The modern "well regulated Militia" is the National Guard -- a state-organized military force of ordinary citizens serving as part-time soldiers, like the early state militia. However, unlike the early militia, the National Guard is of more limited membership and depends on government-supplied -- not privately owned -- arms. Whereas in 1787 federal restrictions on privately owned guns may have interfered with the "well regulated Militia," this is not the case today. Gun control laws have no effect on the arming of today’s militia, since those laws invariably exempt the National Guard. Therefore, they raise no serious Second Amendment issue.

"The purpose of the Second Amendment is to restrain the federal government
from regulating the possession of arms where such regulation would
interfere with the preservation or efficiency of the militia."

U.S. v. Hale, 978 F.2d 1016 (8th Cir. 1992)

 

The Second Amendment in the Courts

As a matter of law, the meaning of the Second Amendment has been settled since the ruling of the U.S. Supreme Court in U.S. v. Miller, 307 U.S. 174 (1939). In that case, the High Court wrote that the "obvious purpose" of the Second Amendment was "to assure the continuation and render possible the effectiveness" of the state militia. The Court added that the Amendment "must be interpreted and applied with that end in view." Since Miller, the Supreme Court has addressed the Second Amendment in two cases. In Burton v. Sills, 394 U.S. 812 (1969), the Court dismissed the appeal of a state court ruling upholding New Jersey’s strict gun control law, finding the appeal failed to present a "substantial federal question." And in Lewis v. United States, 445 U.S. 55 (1980), the Court upheld the federal law banning felons from possessing guns. The Court found no "constitutionally protected liberties" infringed by the federal law.

In addition, in Maryland v. United States, 381 U.S. 41 (1965) and Perpich v. Department of Defense, 496 U.S. 334 (1990), cases not involving the Second Amendment, the Supreme Court has affirmed that today’s militia is the National Guard.

Since Miller was decided, lower federal and state courts have addressed the meaning of the Second Amendment in more than thirty cases. In every case, the courts have decided that the Amendment guarantees a right to be armed only in connection with service in a "well regulated Militia." The courts unanimously have rejected the NRA’s view that the Second Amendment is about the self-defense or sporting uses of guns. As the U.S. Court of Appeals for the Eighth Circuit wrote, the courts "have analyzed the Second Amendment purely in terms of protecting state militias, rather than individual rights." United States v. Nelson, 859 F.2d 1318 (1988).

 

The Second Amendment and the Gun Control Debate

The National Rifle Association spends millions of dollars every year to foster its myth that the Second Amendment guarantees a broad, individual right to be armed that precludes virtually every restriction on private ownership of guns. The gun lobby’s efforts have had a profound influence on the gun control debate. Public opinion polls show that, although more than 60% of Americans erroneously believe that the Constitution gives them a right to be armed, only a minority of Americans believe that it should grant that right. It is time for the American people to know the truth about the Second Amendment and for the NRA’s systematic distortion of our Constitution to stop.

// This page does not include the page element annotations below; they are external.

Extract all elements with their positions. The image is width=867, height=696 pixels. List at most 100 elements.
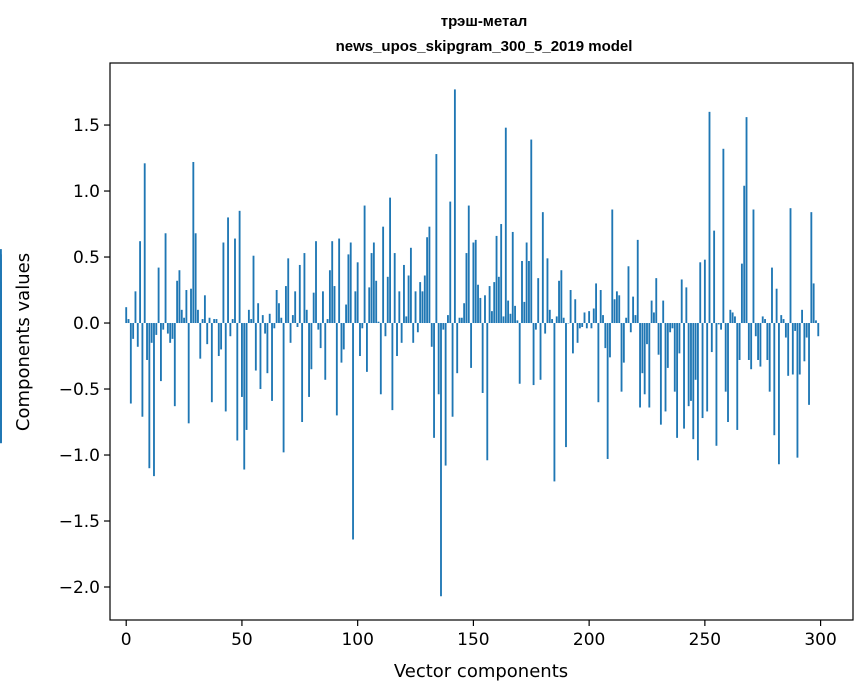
bar-74	[296, 323, 299, 327]
bar-61	[266, 323, 269, 374]
bar-194	[574, 299, 577, 324]
bar-103	[363, 205, 366, 324]
bar-13	[155, 323, 158, 335]
bar-263	[734, 316, 736, 324]
bar-64	[273, 323, 276, 329]
bar-291	[798, 323, 801, 375]
bar-12	[153, 323, 155, 477]
bar-154	[481, 323, 484, 393]
bar-226	[648, 323, 651, 408]
bar-215	[622, 323, 625, 363]
bar-200	[588, 311, 591, 324]
bars-group	[0, 89, 820, 597]
bar-5	[136, 323, 139, 347]
bar-287	[789, 208, 792, 324]
bar-99	[354, 291, 357, 324]
bar-82	[315, 241, 317, 324]
bar-250	[703, 259, 706, 324]
bar-29	[192, 161, 195, 324]
bar-89	[331, 241, 334, 324]
bar-273	[757, 323, 760, 360]
bar-51	[243, 323, 246, 470]
bar-53	[247, 309, 250, 324]
bar-6	[139, 241, 142, 324]
bar-100	[356, 262, 359, 324]
bar-71	[289, 323, 292, 343]
bar-207	[604, 323, 607, 349]
bar-290	[796, 323, 799, 458]
bar-146	[463, 303, 466, 324]
bar-111	[382, 226, 385, 324]
bar-159	[493, 282, 496, 324]
bar-106	[370, 253, 373, 324]
bar-218	[629, 323, 632, 333]
bar-65	[275, 290, 278, 324]
y-tick-label: 0.0	[73, 314, 100, 334]
bar-280	[773, 323, 776, 436]
bar-23	[178, 270, 181, 324]
bar-52	[245, 323, 248, 430]
bar-228	[653, 312, 655, 324]
bar-177	[534, 323, 537, 330]
bar-209	[609, 323, 611, 358]
bar-172	[523, 301, 526, 324]
bar-277	[766, 323, 769, 360]
bar-97	[349, 242, 352, 324]
bar-288	[791, 323, 794, 375]
bar-155	[484, 295, 486, 324]
bar-undefined	[0, 282, 2, 324]
bar-283	[780, 315, 783, 324]
bar-112	[384, 323, 387, 337]
bar-294	[805, 323, 808, 338]
bar-296	[810, 212, 813, 324]
x-tick-label: 50	[231, 630, 253, 650]
bar-260	[727, 323, 729, 423]
bar-133	[433, 323, 435, 438]
bar-284	[782, 319, 785, 324]
bar-151	[474, 239, 477, 324]
bar-19	[169, 323, 172, 343]
bar-32	[199, 323, 202, 359]
bar-94	[342, 323, 345, 350]
bar-293	[803, 323, 806, 362]
bar-185	[553, 323, 556, 482]
bar-undefined	[0, 323, 2, 343]
bar-101	[359, 323, 361, 357]
bar-295	[808, 323, 810, 405]
bar-41	[220, 323, 223, 350]
bar-262	[731, 312, 734, 324]
bar-96	[347, 254, 350, 324]
bar-216	[625, 317, 628, 324]
bar-211	[613, 299, 616, 324]
bar-143	[456, 323, 459, 374]
bar-30	[194, 233, 197, 324]
bar-130	[426, 237, 429, 324]
bar-231	[659, 323, 662, 425]
bar-249	[701, 323, 704, 419]
bar-157	[488, 286, 491, 324]
bar-14	[157, 267, 160, 324]
bar-213	[618, 295, 621, 324]
chart-title: трэш-метал	[441, 13, 528, 30]
bar-46	[231, 319, 234, 324]
bar-242	[685, 287, 688, 324]
bar-116	[393, 253, 396, 324]
bar-181	[544, 323, 547, 334]
bar-40	[217, 323, 220, 357]
bar-129	[423, 275, 426, 324]
bar-78	[305, 309, 308, 324]
bar-299	[817, 323, 820, 337]
bar-161	[497, 276, 500, 324]
bar-63	[271, 323, 273, 401]
bar-292	[801, 309, 803, 324]
bar-128	[421, 291, 424, 324]
bar-205	[599, 290, 602, 324]
bar-67	[280, 317, 283, 324]
bar-11	[150, 323, 153, 343]
bar-243	[687, 323, 690, 407]
bar-237	[673, 323, 676, 392]
x-axis-ticks: 0 50 100 150 200 250 300	[121, 620, 837, 650]
bar-25	[183, 317, 185, 324]
bar-244	[690, 323, 692, 401]
bar-278	[768, 323, 771, 392]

As Former Harvard Law School Dean Erwin Griswold put it, "to assert that the Constitution is a barrier to reasonable gun laws, in the face of the unanimous judgment of the federal courts to the contrary, exceeds the limits of principled advocacy. It is time for the NRA and its followers in Congress to stop trying to twist the Second Amendment from a reasoned (if antiquated) empowerment for a militia into a bulletproof personal right for anyone to wield deadly weaponry beyond legislative control."